A controversial state agency is at the center of a federal class action lawsuit. The lawsuit accuses the Department of Human Services of failing to protect kids in our state from abuse.

Wednesday, February 13th 2008, 1:37 pm

By: News 9


By Amy Lester, NEWS 9

A controversial state agency is at the center of a federal class action lawsuit. The lawsuit accuses the Department of Human Services of failing to protect kids in our state from abuse.

Children's Rights filed the lawsuit. The child welfare reform group has filed lawsuits in 10 different states including Connecticut, Georgia, Mississippi, New Jersey, Tennessee, Washington DC, Wisconsin, Rhode Island, Michigan and Oklahoma.

The lawsuit accuses DHS of exposing kids to severe abuse and neglect by placing them in unsafe or unstable foster homes. It calls for a complete reform of the child welfare system.

The allegations of harm, abuse, neglect are all outlined in a nearly 90 page lawsuit, the result of an eight month investigation from Children's Rights.

"The fact that the state is taking children into protection, into its protection and then not even protecting them but putting them in circumstances where they're being harmed further is really pretty shocking," said Executive Director of Children's Rights, Marcia Robinson Lowry.

The lawsuit states for the past five years, Oklahoma has been among the worst three states in the nation in its rate of "abuse in care" of foster children. That means kids continue to face abuse in foster homes.
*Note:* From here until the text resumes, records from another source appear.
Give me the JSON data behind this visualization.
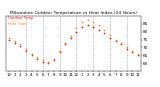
{
  "title": "Milwaukee Outdoor Temperature vs Heat Index (24 Hours)",
  "title_fontsize": 3.2,
  "title_color": "#000000",
  "bg_color": "#ffffff",
  "plot_bg_color": "#ffffff",
  "grid_color": "#888888",
  "temp_color": "#ff0000",
  "heat_color": "#ff8800",
  "tick_fontsize": 3.0,
  "hours": [
    0,
    1,
    2,
    3,
    4,
    5,
    6,
    7,
    8,
    9,
    10,
    11,
    12,
    13,
    14,
    15,
    16,
    17,
    18,
    19,
    20,
    21,
    22,
    23
  ],
  "temperature": [
    75,
    73,
    71,
    68,
    65,
    63,
    61,
    60,
    62,
    67,
    72,
    76,
    80,
    83,
    84,
    83,
    81,
    79,
    76,
    74,
    72,
    69,
    67,
    65
  ],
  "heat_index": [
    76,
    74,
    72,
    69,
    66,
    64,
    62,
    61,
    63,
    68,
    73,
    77,
    82,
    86,
    87,
    86,
    84,
    81,
    78,
    75,
    73,
    70,
    68,
    66
  ],
  "ylim": [
    55,
    90
  ],
  "yticks": [
    60,
    65,
    70,
    75,
    80,
    85
  ],
  "xtick_labels": [
    "12",
    "1",
    "2",
    "3",
    "4",
    "5",
    "6",
    "7",
    "8",
    "9",
    "10",
    "11",
    "12",
    "1",
    "2",
    "3",
    "4",
    "5",
    "6",
    "7",
    "8",
    "9",
    "10",
    "11"
  ],
  "legend_temp": "Outdoor Temp",
  "legend_heat": "Heat Index",
  "marker_size": 1.5,
  "vgrid_positions": [
    3,
    6,
    9,
    12,
    15,
    18,
    21
  ]
}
Anne Sublett is a lawyer speaking out for one of the nine foster children named in the lawsuit. The lawsuit claims the children experience abuse, bounce around between many placements, or stay for months in overcrowded shelters.

"There are examples of children who are beaten in foster care, who are molested in foster care and these are the kinds of things that don't have to happen," Sublett said.

The lawsuit calls for more foster homes, more case workers, more oversight and less of a reliance on overcrowded shelters.

"When they have to make a case about what we're doing, they have to pick out worse case scenarios they aren't going to pick what averages are or best case scenarios are," Sublett said.

DHS spokesman George Johnson said the agency's reviewing the lawsuit to determine if it's accurate.

"Even with this lawsuit, we knew already there were improvements that can be made, but it takes time and money and human resources and capital to take care of," Johnson said.

The goal is a complete top to bottom reform of DHS.  If the state settles before trial, the advocates will create a reform plan, and the court will make sure DHS follows it.